Mary Beth ignored the dig. She knew that Margaret meant no offense. She also knew she had a point. Brothers rarely dated sisters, just as boys from 1959 rarely dated girls from 2017.

"It has been interesting," Mary Beth said. "The four of us have been inseparable since we took a road trip to Las Vegas."

"When did you go to Vegas?" Dennis asked.

Mary Beth regretted her comment the second she made it. She didn't want to talk about trips to Nevada any more than she wanted to talk about trips to the fifties.

"We went about a month ago," Mary Beth said.

Dennis turned to Mark.

"How come I never heard about this? You used to tell me everything, buddy. Now I hear you ran off to Vegas with girls you barely knew."

Mark glanced at Mary Beth before proceeding.

"We didn't quite run off with them," Mark said. "Ben and I met Mary Beth and Piper at a gas station in Barstow as we all headed to Nevada in separate cars. When we learned the girls had just moved to California and didn't know the region very well, we naturally offered our services as guides. As fate would have it, they decided to keep us."

Dennis looked at Mary Beth.

"I didn't know you had a car."

Mark jumped in.

"She doesn't. She rented a car for the trip to Vegas."

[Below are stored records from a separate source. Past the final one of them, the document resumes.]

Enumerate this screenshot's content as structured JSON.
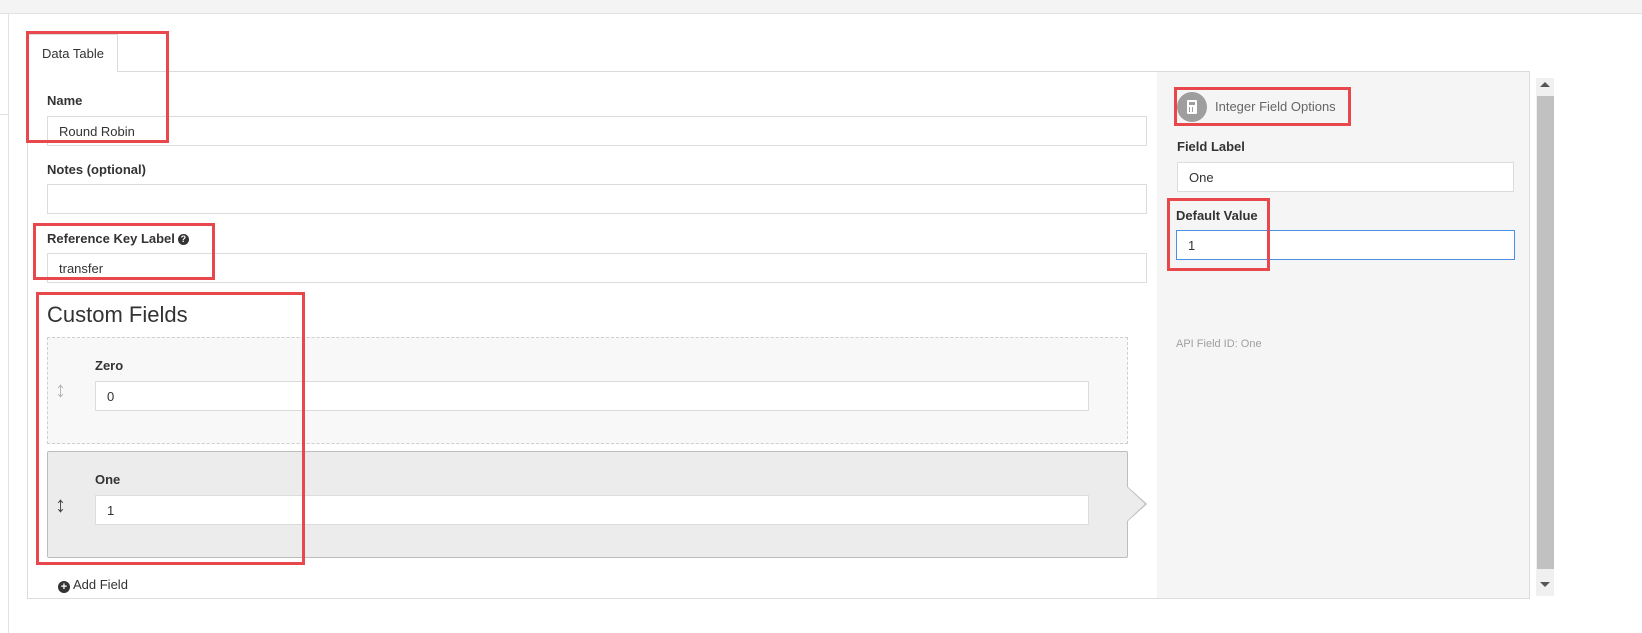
{
  "tabs": [
    {
      "label": "Data Table"
    }
  ],
  "form": {
    "name_label": "Name",
    "name_value": "Round Robin",
    "notes_label": "Notes (optional)",
    "notes_value": "",
    "ref_key_label": "Reference Key Label",
    "ref_key_value": "transfer",
    "help_glyph": "?"
  },
  "custom_fields": {
    "title": "Custom Fields",
    "items": [
      {
        "label": "Zero",
        "value": "0"
      },
      {
        "label": "One",
        "value": "1"
      }
    ],
    "add_field_label": "Add Field",
    "add_glyph": "+"
  },
  "field_options": {
    "title": "Integer Field Options",
    "icon": "calculator-icon",
    "field_label_label": "Field Label",
    "field_label_value": "One",
    "default_value_label": "Default Value",
    "default_value_value": "1",
    "api_field_id": "API Field ID: One"
  },
  "colors": {
    "highlight": "#e8474b",
    "focus_border": "#4a90e2",
    "sidebar_bg": "#f5f5f5"
  }
}
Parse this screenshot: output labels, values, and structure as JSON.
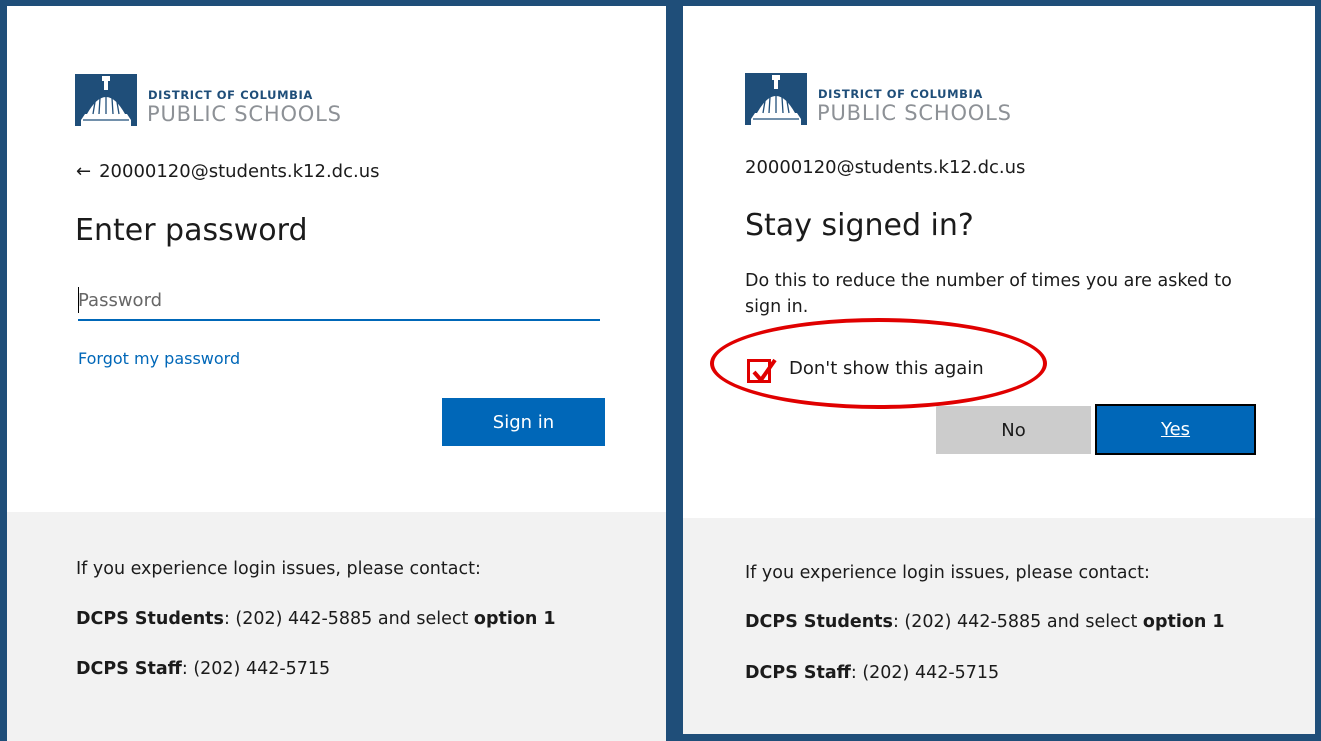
{
  "logo": {
    "line1": "DISTRICT OF COLUMBIA",
    "line2": "PUBLIC SCHOOLS"
  },
  "left_panel": {
    "back_arrow": "←",
    "identity": "20000120@students.k12.dc.us",
    "title": "Enter password",
    "password_placeholder": "Password",
    "forgot_link": "Forgot my password",
    "signin_label": "Sign in"
  },
  "right_panel": {
    "identity": "20000120@students.k12.dc.us",
    "title": "Stay signed in?",
    "description": "Do this to reduce the number of times you are asked to sign in.",
    "checkbox_label": "Don't show this again",
    "checkbox_checked": true,
    "no_label": "No",
    "yes_label": "Yes"
  },
  "footer": {
    "contact_intro": "If you experience login issues, please contact:",
    "students_label": "DCPS Students",
    "students_text_a": ": (202) 442-5885 and select ",
    "students_option": "option 1",
    "staff_label": "DCPS Staff",
    "staff_text": ": (202) 442-5715"
  },
  "colors": {
    "frame": "#1f4e79",
    "accent": "#0067b8",
    "annotation_red": "#e00000",
    "footer_bg": "#f2f2f2"
  }
}
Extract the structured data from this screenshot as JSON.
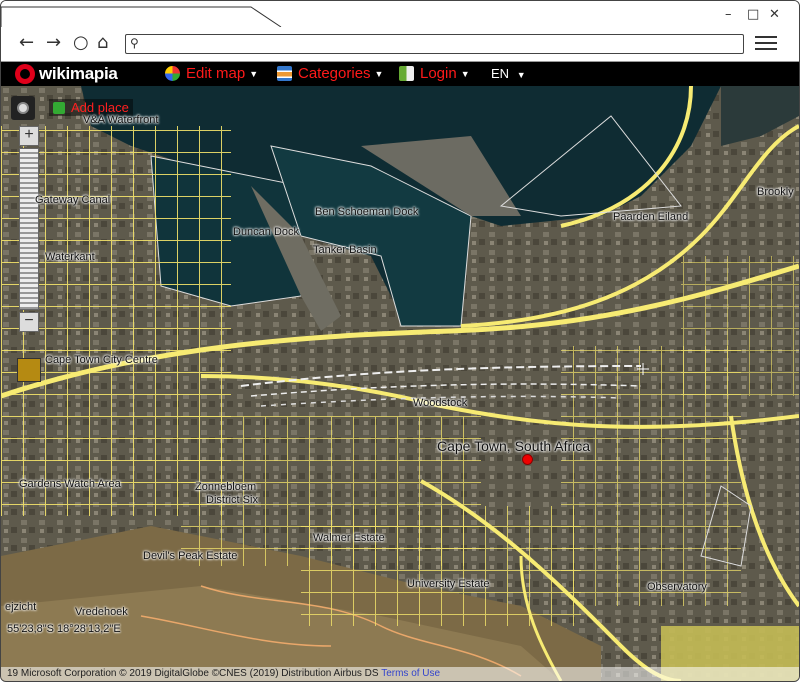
{
  "browser": {
    "window_controls": {
      "minimize": "–",
      "maximize": "□",
      "close": "✕"
    },
    "nav": {
      "back": "←",
      "forward": "→",
      "reload": "○",
      "home": "⌂"
    },
    "address_value": ""
  },
  "wikimapia": {
    "logo_text": "wikimapia",
    "menu": {
      "edit_map": "Edit map",
      "categories": "Categories",
      "login": "Login",
      "language": "EN"
    }
  },
  "map": {
    "add_place": "Add place",
    "zoom_in": "+",
    "zoom_out": "−",
    "labels": {
      "waterfront": "V&A Waterfront",
      "gateway_canal": "Gateway Canal",
      "ben_schoeman_dock": "Ben Schoeman Dock",
      "duncan_dock": "Duncan Dock",
      "tanker_basin": "Tanker Basin",
      "paarden_eiland": "Paarden Eiland",
      "brooklyn": "Brookly",
      "waterkant": "Waterkant",
      "cape_town_city_centre": "Cape Town City Centre",
      "woodstock": "Woodstock",
      "cape_town_south_africa": "Cape Town, South Africa",
      "gardens_watch_area": "Gardens Watch Area",
      "zonnebloem": "Zonnebloem",
      "district_six": "District Six",
      "walmer_estate": "Walmer Estate",
      "devils_peak_estate": "Devil's Peak Estate",
      "university_estate": "University Estate",
      "observatory": "Observatory",
      "vredehoek": "Vredehoek",
      "oranjezicht": "ejzicht"
    },
    "coordinates": "55'23,8\"S 18°28'13,2\"E",
    "copyright": "19 Microsoft Corporation © 2019 DigitalGlobe ©CNES (2019) Distribution Airbus DS",
    "terms": "Terms of Use"
  },
  "colors": {
    "brand_red": "#e0001a",
    "road_yellow": "#f3e36a",
    "sea": "#0f2c33"
  }
}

"Is that so?" Dennis asked Mary Beth.

Mary Beth nodded.

"It was a one-time thing. I hope to actually buy a car this month. I don't want to depend on Mark or the bus system every time I need to get around."

"I don't blame you," Dennis said. "What are you looking to buy?"

Mary Beth gave Mark a playful glance.

"I'm thinking about an Edsel."

Dennis laughed.

"You
are
adventurous."

Mary Beth considered keeping the conversation going but decided to let it die. She knew she had dodged a bullet and saw no point in inviting more questions and potential trouble.

She took Mark's hand under the table, gave it a gentle squeeze, and mouthed a "thank you" when he looked her way. Then she settled into her seat as the Tahitian warriors brought the first steaming plates of two-finger poi, lomi-lomi salmon, and haupia to her table.

For the next hour, Mary Beth enjoyed fine cuisine, glasses of okolehao moonshine, and music by a quartet that played everything from "Pearly Shells" to "The Hukilau Song." She spoke to Mark in a soft voice when she saw other couples move on to private conversations.

"Thanks for inviting me," Mary Beth said. "I haven't been to a luau since my parents took Piper and me to Hawaii when I was twelve. This is really fun."

"It is," Mark said.

Mary Beth looked at her date.

"I could get used to this, Mark."

Mark returned her gaze.

"I already am."

"I know," Mary Beth said. "It seems we're both on the same page."

"Do you want talk about it?" Mark asked.

"I think we should."

"OK."

Mark sipped the last of his okolehao, wiped his mouth with a napkin, and tossed the cloth on his plate. Then he got out of his chair and helped Mary Beth do the same.

"What are you doing?" Dennis asked.

"We're going for a walk," Mark said.